Louise Barrish came from the house, wearing the closest thing she had to a winter coat. It did little to stave off the sharp chill. “John, Toby is leaving soon.” She said this to his back. Silence followed. “How long will he be gone?”
“A while.”
Louise drew her arms tight against her chest, grippi
ng opposite elbows. “John, does it have to happen?”
Trent wrote once that “doubters are not followers. Instead they favor proximity to the bold, for it is with them that they find nourishment for their weakness. Doubters need visionaries to justify their existence. The lion is a visionary. The grizzly is a visionary. The slug is a doubter. Doubters are prey.” Do not feed the doubter, John recalled Trent proposing. It was better to let the behavior starve.
“So many people are dead already,” Louise said, her voice having a surprising edge to it. “Do more have to die?”
“Toby will make the call tonight, then he’ll be back,” John said to the forest. Sparks of light flashed off the ice-covered trees as rays of sun began to crest the horizon.

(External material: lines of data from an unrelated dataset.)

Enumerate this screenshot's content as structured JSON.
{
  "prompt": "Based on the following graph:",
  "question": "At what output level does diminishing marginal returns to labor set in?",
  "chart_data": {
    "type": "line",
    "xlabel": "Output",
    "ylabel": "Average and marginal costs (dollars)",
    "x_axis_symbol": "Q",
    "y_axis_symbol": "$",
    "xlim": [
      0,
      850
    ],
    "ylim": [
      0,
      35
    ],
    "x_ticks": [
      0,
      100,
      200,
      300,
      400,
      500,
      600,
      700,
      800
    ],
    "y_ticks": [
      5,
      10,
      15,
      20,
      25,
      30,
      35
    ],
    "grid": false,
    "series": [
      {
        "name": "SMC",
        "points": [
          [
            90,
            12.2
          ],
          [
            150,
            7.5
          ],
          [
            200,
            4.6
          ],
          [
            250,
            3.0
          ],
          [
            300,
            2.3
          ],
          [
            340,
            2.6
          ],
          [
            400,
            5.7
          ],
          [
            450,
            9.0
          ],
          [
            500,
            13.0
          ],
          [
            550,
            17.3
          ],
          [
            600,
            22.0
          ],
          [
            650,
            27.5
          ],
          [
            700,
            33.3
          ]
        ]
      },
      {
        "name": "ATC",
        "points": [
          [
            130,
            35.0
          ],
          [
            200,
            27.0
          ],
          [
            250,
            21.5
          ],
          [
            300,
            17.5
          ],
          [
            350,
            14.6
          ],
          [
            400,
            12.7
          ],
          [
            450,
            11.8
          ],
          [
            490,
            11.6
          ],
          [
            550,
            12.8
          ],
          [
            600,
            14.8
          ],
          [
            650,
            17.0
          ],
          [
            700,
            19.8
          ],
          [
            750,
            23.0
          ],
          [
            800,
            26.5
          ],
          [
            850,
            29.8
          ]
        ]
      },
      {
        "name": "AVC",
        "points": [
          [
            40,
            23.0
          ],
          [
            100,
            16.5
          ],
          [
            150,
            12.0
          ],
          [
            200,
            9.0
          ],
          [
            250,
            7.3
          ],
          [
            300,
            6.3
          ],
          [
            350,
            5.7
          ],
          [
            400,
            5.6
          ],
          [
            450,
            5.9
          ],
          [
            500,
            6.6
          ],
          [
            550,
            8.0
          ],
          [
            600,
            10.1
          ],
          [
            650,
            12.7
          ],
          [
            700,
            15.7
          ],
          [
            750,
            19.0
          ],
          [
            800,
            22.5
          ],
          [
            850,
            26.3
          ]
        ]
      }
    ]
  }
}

“John, think about this,” Louise implored. She stepped closer, even though she could see her husband’s fist ball at his side. “How many more?”
“Make sure you make a big dinner. I’m sure he’ll be hungry.”
“John .. . Don’t do this. Stop it. You can stop it.”
“Don’t let a doubter become a challenger. Challengers are parasites that infect he who allows them quarter.”
“Please, John.” He was so young, so strong, with such powerful convictions, such grand ideas, such determination. How could she not have fallen in love with him then? So long ago. Now she understood the reality of it all. Her reality. One did not love John Barrish. One either hated him or respected him. Louise knew now that she was unique among those groupings. She was a creature of two selves. She did not love him. Infatuation at one time, maybe. Starry-eyed adoration. But never love. Respect, yes. Fear, most definitely. “Don’t make our sons like you. Don’t.”
John unclenched his fists and slid them into the pockets of his jeans. “Steak. We have some steaks left. Toby and Stanley both like steak.”
“John!”
He looked over his shoulder at her. “They’re my sons! They’re nothing like you! They never have been, they never will be!”
Her eyes were glistening, her cheeks red. Neither were from the cold. “Please!”
Now he turned his whole body and faced her, just looking, not lifting a hand, not making a move. It was a posture he had mastered against more worthy doubters. This one, like the others, would not become a challenger. “One other thing, Louise: if you say anything, do anything, even think anything that crosses me in front of the boys, I’ll kill you.”